Director: Richard Donner
Starring: Starring Bruce Willis, Mos Def
Review: Richard Donner knows action. Specifically, the man knows tension. Donner doesn’t try to make the action movie to end all action movies. His film is a tense adventure in the real world, rather than an attempt to make the biggest, loudest cartoon since the last biggest, loudest cartoon. He relies on a solid cast, tight editing and deft misdirection. The man who gave us the Lethal Weapon pictures, Superman and Scrooged knows timing, and he knows how to make a film that feels at once ageless and contemporary.
That’s not to say that 16 Blocks is some kind of cinematic revelation. It’s a cop thriller, a chase scene that plays out more or less in real time, but beyond the high concept, doesn’t rely on the kind of insane plot turns that help “24″ keep its realtime plot roller-coaster jerking along. The high concept: A washed-up old cop has to get a witness to the grand jury ““ sixteen blocks away ““ with every corrupt cop in New York City (which, apparently, is a lot of cops) hunting him.
As a dulled alcoholic has-been, Bruce Willis lays it on a little thick. The man’s a terrific action hero, and he does vulnerablity better than anyone (now that Harrison Ford makes nothing but crap) in the genre. Still, turning Die Hard‘s John McLean or Sin City‘s Hartigan into a slightly doughy booze-soaked slob is a bit much … until the plot moves along and lightly suggests that Willis’ Jack Mosley has deliberately medicated himself into oblivion because of his past. The fact that Donner and screenwriter Richard Wenk don’t hit us over the head with Willis’ angst is much to their credit.

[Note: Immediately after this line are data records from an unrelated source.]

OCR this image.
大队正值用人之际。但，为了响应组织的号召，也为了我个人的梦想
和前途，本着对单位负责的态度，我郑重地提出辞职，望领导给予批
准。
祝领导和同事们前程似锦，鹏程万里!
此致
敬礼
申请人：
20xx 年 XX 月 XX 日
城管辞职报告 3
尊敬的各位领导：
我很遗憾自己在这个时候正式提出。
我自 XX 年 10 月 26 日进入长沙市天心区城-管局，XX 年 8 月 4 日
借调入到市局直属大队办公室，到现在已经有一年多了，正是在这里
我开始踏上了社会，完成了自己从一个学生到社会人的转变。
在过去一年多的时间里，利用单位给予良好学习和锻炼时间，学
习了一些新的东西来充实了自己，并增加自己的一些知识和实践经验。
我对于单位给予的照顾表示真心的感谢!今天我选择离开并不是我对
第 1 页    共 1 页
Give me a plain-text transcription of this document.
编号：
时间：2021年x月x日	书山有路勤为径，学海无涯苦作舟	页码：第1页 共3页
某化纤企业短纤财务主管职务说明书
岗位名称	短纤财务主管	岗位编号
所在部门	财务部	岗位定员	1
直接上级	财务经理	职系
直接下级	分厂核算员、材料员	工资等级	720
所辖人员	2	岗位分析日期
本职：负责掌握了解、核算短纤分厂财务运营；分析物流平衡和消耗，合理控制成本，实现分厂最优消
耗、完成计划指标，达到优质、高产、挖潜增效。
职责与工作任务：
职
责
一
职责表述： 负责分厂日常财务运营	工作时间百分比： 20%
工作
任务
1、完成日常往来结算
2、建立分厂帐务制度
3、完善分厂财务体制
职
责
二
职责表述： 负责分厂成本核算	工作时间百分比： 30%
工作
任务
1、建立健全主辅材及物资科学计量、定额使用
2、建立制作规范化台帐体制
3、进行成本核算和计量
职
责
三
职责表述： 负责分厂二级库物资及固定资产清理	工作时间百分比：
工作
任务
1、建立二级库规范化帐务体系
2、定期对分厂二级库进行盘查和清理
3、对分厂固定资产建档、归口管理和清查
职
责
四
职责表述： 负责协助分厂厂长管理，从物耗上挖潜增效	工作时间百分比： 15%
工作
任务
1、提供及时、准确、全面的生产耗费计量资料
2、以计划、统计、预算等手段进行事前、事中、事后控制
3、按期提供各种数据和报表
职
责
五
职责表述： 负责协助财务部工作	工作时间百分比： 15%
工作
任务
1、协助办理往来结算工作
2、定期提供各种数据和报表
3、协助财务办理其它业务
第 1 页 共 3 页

As is the casting of Mos Def. The rapper-turned-actor is funny and affecting as Eddie Bunker, the inadvertent target of the dirty cops. You know how Owen Wilson is always playing this annoying guy who talks about feelings and other “unmanly” stuff when, say, Jackie Chan is fighting for their lives? Imagine a version of that guy who can still get under your skin, but you don’t want to find out where he lives so you can punch him in the neck. Yeah, that’s kinda what Eddie Bunker’s like.
It’s a pretty good script with a very good cast, made all the more watchable because of Donner. It would get a higher rating if the lone cop against the world thing wasn’t, you know, pretty much played out. Still, you can just feel the comfort of being in a master storyteller’s hands, and in the days of ten-dollar tickets and five-buck popcorn, who wants to mess around with hackwork?